Why Iran’s positive OPEC spin won’t last

Oil Price | Tim Daiss: In recent months, it’s been difficult to hear any positive statements coming from Iran’s troubled oil sector, particularly since President Trump decided in May to reinstate tough sanctions over what he sees as Iran’s non-compliance with the 2015 nuclear accord it reached with the U.S. and other western powers.

However, Iranian Oil Minister Bijan Zanganeh praised OPEC on Saturday over what he claimed was the oil-producing cartel’s ability to reach an oil output agreement despite intense internal political differences. On December 7, the so-called OPEC+ group of producers, which includes production heavyweights Saudi Arabia and non-OPEC member Russia, agreed to trim production by 1.2 million b/p for six months, starting in January, with the deal to be revisited in April.

The move is intended to drain down global oil markets amid supply worries as the U.S., Saudi Arabia and Russia, the world’s top three oil producers, pump at record levels. It also comes as oil demand growth concerns persist amid ongoing trade tensions between the U.S. and China. “OPEC … has shown the capacity in which members can hold talks and reach important results regarding their common interests despite having the most intense political disputes or even military conflicts (such as during the Iran-Iraq war),” Zanganeh said on his Twitter account.

Iran’s positive spin

This is the first positive spin that Iran’s media-savvy oil minister has put on OPEC developments in months. Though OPEC+ reached a deal on December 7, including waiving Iran from having to cut output given its problems with fresh sanctions, the upbeat tone simply won’t last.

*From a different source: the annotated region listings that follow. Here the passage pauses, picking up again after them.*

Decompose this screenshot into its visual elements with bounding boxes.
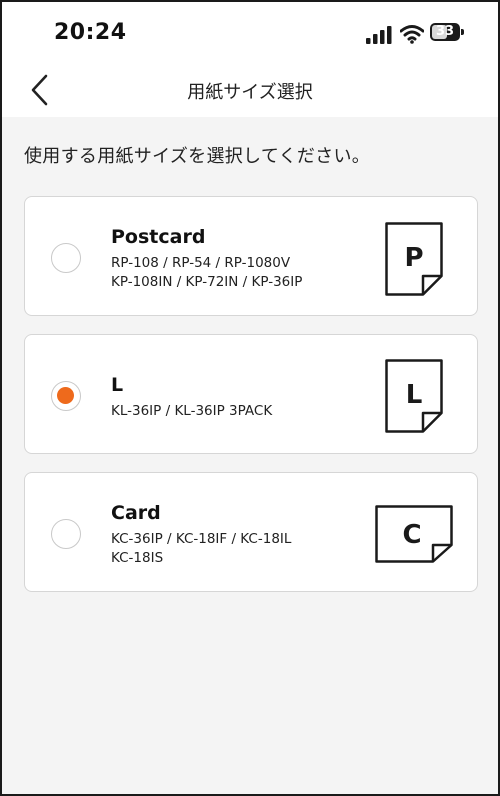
option-name: Card bbox=[111, 502, 161, 524]
instruction-text: 使用する用紙サイズを選択してください。 bbox=[24, 146, 371, 167]
option-models: KL-36IP / KL-36IP 3PACK bbox=[111, 403, 273, 419]
option-models: RP-108 / RP-54 / RP-1080V KP-108IN / KP-… bbox=[111, 255, 303, 290]
radio-card[interactable] bbox=[51, 519, 81, 549]
screen: 20:24 33 用紙サイズ選択 使用する用紙サイズを選択してください。 Pos… bbox=[0, 0, 500, 796]
page-title: 用紙サイズ選択 bbox=[187, 82, 313, 103]
option-name: L bbox=[111, 374, 124, 396]
status-bar: 20:24 33 bbox=[2, 2, 498, 64]
option-models: KC-36IP / KC-18IF / KC-18IL KC-18IS bbox=[111, 531, 292, 566]
paper-letter: C bbox=[402, 520, 421, 550]
wifi-icon bbox=[400, 25, 424, 44]
battery-level: 33 bbox=[435, 24, 455, 39]
option-card-card[interactable]: Card KC-36IP / KC-18IF / KC-18IL KC-18IS… bbox=[24, 472, 478, 592]
radio-l[interactable] bbox=[51, 381, 81, 411]
option-card-l[interactable]: L KL-36IP / KL-36IP 3PACK L bbox=[24, 334, 478, 454]
signal-icon bbox=[366, 26, 392, 44]
paper-letter: L bbox=[406, 380, 423, 410]
top-area: 20:24 33 用紙サイズ選択 bbox=[2, 2, 498, 117]
battery-icon: 33 bbox=[430, 23, 466, 43]
radio-postcard[interactable] bbox=[51, 243, 81, 273]
paper-icon: L bbox=[385, 359, 443, 433]
paper-letter: P bbox=[404, 243, 423, 273]
option-card-postcard[interactable]: Postcard RP-108 / RP-54 / RP-1080V KP-10… bbox=[24, 196, 478, 316]
paper-icon: P bbox=[385, 222, 443, 296]
status-time: 20:24 bbox=[54, 20, 127, 45]
option-name: Postcard bbox=[111, 226, 206, 248]
paper-icon: C bbox=[375, 505, 453, 563]
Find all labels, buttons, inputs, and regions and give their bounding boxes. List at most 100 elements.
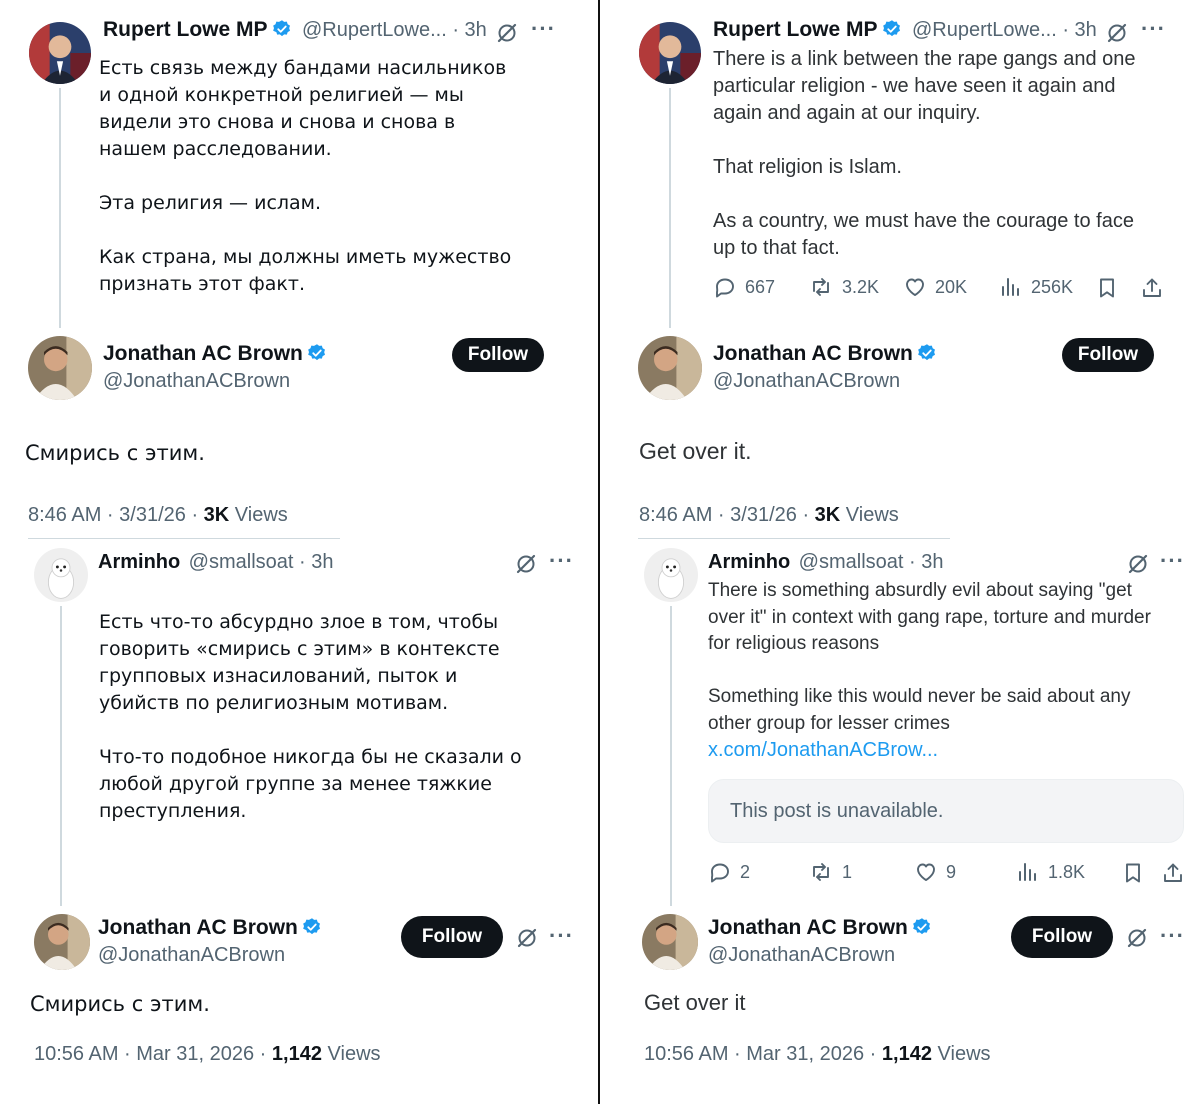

Vying for regional dominance

Both Iran (OPEC’s third largest producer) and Saudi Arabia (OPEC’s largest producer and de facto leader) are vying for geopolitical hegemony in the Middle East, mostly through proxy wars in Yemen and Syria. The two countries also have differing opinions on how OPEC should conduct itself as a unit, how it should respond to President Trump’s seemingly constant Tweets calling for high OPEC output to keep a lid on oil prices, and more poignantly, how the cartel should work with Russia and other non-OPEC oil production partners.